Solving the Puzzle: Calculating a Car's Speed

[vikasj007]

a car is traveling at a uniform speed. the driver sees a milestone showing a two digit number. after traveling for one hour the driver sees another milestone with the same digits reversed. after another hour he comes across yet another yet another milestone containing the same two digits.

what is the average speed of the driver?

 

[Icebreaker]

The driver's amnesiac. His speed is zero.

 

[vikasj007]

come on icebreaker, you can do better than that.

 

[nnnnnnnn]

45 unfortunately I found out by accident just trying to set up an equation...

 

[RandallB]

I won't give away the answer, but after passing the first mile marker by 33 miles you find a pair of digits that also reappear one hour from there.
Now of course those two digits when added together sum to the same number. But one hour after that is a three digit maker that also sums those digits to the same number. As do the digits in the other three sets of markers.

I'm sure it's all relative to closeness to multiples of 3.

RB
edit -- didn't notice answer was already posted.

 

[nnnnnnnn]

RB how did you figure that out?

 

[vikasj007]

now that we have the answer, can somebody(other than nnnnnnn) tell the distance written on milestones.

 

[brout]

Just find this out ... with a bit of luck :) ...
16 / 61 / 106 => 45mph

 

[Bartholomew]

The milestones were 122100, 122105, and 122110. His speed was 5 mph.[/color]

 

[DaveC426913]

A clever try Bart, but it does say the driver sees "...a milestone showing a two digit number".

Two digits out of a six digit number is not a "two digit number".

 

[Bartholomew]

Okay, 11, 111, and 211; speed 100 mph.[/color]

 

[Bartholomew]

Or, actually, almost any speed would work. The driver travels at a constant speed, not necessarily constant velocity; mile markers on one road don't have to have anything to do with mile markers on another road, and the driver can switch roads.[/color]

 

[Bartholomew]

Or assuming he keeps to the same road... markers say .18, 81, and 161.82, for a speed of 80.82 mph.[/color]

 

[Abstruce]

The answer should be 100 MPH however the number would climb to over two digits you are only referencing the last two digits.

This first milestone is 00 traveling at one hour at 100 miles per hour the second milestone is 100 another hour later at 100 miles per hour the milestone reeds 200 miles.

Or the correct answer is traveling at a rate of 150 miles per hour.

First milestone reads 05 miles

one hour later at 150 MPH

Second milestone reads 155 miles

one hour later at 150 HPH

third milestone reads 305 miles

 

[RandallB]

RB how did you figure that out?

You can always tell, no matter how large a number is, if it is divisible by 3 or 9; by adding continuing to add the individual numbers together. Any remainder after doing the sums is how far off of an even multiple of 3. (Or 9 if that’s what your working with)
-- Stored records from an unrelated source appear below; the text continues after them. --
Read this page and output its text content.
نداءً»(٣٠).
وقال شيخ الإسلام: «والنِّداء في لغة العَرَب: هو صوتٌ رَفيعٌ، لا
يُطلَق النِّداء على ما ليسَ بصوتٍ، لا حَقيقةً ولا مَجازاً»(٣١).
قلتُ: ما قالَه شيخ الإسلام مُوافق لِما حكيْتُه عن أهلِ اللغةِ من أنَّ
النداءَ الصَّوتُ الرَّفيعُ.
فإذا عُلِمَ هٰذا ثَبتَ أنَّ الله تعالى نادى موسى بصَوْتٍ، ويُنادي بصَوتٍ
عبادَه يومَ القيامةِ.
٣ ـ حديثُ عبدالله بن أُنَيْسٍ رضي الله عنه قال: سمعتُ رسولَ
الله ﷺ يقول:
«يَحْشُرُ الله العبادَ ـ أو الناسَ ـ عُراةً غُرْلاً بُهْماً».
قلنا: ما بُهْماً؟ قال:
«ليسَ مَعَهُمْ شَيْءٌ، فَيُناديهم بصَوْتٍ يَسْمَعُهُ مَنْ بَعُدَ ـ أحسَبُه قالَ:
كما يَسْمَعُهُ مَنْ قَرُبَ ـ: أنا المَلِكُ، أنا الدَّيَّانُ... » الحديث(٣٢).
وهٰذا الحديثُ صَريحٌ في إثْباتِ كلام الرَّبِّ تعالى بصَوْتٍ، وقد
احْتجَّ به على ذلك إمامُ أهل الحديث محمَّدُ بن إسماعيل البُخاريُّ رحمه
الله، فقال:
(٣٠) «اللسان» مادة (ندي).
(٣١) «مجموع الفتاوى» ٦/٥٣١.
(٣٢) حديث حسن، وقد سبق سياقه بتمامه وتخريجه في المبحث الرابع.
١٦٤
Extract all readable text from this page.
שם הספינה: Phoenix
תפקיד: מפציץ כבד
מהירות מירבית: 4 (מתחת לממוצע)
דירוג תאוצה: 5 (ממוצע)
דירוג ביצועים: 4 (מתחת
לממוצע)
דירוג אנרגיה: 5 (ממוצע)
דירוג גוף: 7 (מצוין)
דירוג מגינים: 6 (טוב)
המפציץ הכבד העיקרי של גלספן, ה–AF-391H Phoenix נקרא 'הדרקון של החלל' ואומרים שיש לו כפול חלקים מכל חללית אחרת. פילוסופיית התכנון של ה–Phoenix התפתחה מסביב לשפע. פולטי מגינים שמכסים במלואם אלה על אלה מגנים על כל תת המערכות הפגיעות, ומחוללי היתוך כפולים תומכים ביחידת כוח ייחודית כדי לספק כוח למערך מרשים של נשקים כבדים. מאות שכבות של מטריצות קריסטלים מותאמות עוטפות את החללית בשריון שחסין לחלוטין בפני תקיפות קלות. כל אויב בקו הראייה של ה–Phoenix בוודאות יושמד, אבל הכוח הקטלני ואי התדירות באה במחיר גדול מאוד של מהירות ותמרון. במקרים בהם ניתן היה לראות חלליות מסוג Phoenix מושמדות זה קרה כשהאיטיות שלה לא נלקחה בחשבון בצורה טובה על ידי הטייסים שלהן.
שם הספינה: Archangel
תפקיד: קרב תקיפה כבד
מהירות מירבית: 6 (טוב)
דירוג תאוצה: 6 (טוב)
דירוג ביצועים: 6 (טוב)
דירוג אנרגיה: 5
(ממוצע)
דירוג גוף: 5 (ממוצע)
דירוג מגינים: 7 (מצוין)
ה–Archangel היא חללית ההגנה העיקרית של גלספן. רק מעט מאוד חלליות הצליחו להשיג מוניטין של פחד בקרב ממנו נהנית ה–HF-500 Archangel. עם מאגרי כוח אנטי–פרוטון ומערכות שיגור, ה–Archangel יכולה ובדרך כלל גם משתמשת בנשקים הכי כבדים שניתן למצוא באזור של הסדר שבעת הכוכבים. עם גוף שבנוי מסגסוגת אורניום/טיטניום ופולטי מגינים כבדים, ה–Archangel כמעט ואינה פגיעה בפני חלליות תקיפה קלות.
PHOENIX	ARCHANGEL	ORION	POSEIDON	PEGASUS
Think of viewing it as a pattern between the base 3 numbering system to interface with our base 10 system.

Which is why the original problem working from the mile marker 16 (1 over a multiple of 3): In a four digit mode does not work from mile marker 1016 (2 over a multiple of 3) or 2016 (an even multiple of 3 {and 9})
But does work from 3016 (Also 1 over a multiple of 3).
But you don't find many 4 digit mile markers.

I'd put your running into the solution “by accident just trying to set up an equation” on some internal instinct you didn’t know you were using.

Good puzzle.